Inference on testing the number of spikes in a high-dimensional generalized spiked Fisher matrix
Rui Wang, Dandan Jiang
TL;DR
The paper tackles testing the number of spikes in a high-dimensional generalized spiked Fisher matrix under a two-sample framework without assuming Gaussianity or diagonal covariance. It introduces a universal test statistic based on partial linear spectral statistics and proves a central limit theorem under the null, enabling spike-count testing. The method is then applied to two practical problems: identifying the number of significant variables in large-dimensional linear regression and detecting change points in sequence data, with explicit CLTs and practical algorithms for each case. Extensive simulations across diverse settings and an empirical study on macroeconomic data demonstrate robust size, power, and real-world effectiveness. This work broadens spike-testing tools beyond classical diagonal and Gaussian assumptions, offering a flexible, theory-grounded approach for modern high-dimensional inference.
Abstract
The spiked Fisher matrix is a significant topic for two-sample problems in multivariate statistical inference.
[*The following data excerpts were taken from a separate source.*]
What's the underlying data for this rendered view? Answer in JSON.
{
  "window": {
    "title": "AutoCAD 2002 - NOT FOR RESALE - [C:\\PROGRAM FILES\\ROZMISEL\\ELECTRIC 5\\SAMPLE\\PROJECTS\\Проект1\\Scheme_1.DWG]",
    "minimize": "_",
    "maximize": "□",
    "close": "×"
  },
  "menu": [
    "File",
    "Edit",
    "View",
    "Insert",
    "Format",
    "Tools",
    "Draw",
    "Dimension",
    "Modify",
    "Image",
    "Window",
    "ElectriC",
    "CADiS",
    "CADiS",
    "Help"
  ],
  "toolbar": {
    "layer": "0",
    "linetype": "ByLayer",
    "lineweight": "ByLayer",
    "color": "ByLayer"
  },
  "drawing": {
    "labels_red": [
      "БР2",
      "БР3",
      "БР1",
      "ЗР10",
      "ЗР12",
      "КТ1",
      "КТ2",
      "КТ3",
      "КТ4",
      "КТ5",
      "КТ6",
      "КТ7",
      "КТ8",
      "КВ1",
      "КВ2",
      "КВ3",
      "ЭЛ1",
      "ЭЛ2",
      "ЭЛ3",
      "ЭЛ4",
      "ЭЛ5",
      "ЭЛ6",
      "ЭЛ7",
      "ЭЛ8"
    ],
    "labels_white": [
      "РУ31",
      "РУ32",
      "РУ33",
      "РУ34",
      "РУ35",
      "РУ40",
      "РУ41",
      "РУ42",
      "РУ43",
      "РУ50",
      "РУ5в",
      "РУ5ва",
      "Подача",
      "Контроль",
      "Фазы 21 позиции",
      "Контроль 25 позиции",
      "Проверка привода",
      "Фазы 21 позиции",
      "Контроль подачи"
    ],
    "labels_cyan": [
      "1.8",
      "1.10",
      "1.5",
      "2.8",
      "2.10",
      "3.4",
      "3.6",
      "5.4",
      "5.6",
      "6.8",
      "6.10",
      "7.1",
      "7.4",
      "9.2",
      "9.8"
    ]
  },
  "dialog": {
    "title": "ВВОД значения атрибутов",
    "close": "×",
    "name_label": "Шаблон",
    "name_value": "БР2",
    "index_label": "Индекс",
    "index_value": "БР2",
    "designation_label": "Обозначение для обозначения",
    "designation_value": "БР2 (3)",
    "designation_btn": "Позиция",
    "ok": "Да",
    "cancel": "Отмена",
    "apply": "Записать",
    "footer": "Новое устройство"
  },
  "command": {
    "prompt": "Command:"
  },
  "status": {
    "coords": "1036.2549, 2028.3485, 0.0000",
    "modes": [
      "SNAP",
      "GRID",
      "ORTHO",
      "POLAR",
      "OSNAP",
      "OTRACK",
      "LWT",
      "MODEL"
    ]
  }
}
This paper is dedicated to testing the number of spikes in a high-dimensional generalized spiked Fisher matrix that relaxes the Gaussian population assumption and the diagonal constraints on the population covariance matrices. First, we propose a general test statistic predicated on partial linear spectral statistics to test the number of spikes, then establish the central limit theorem (CLT) for this statistic under the null hypothesis. Second, we apply the CLT to address two statistical problems: variable selection in high-dimensional linear regression and change point detection. For each test problem, we construct new statistics and derive their asymptotic distributions under the null hypothesis. Finally, simulations and empirical analysis are conducted to demonstrate the remarkable effectiveness and generality of our proposed methods across various scenarios.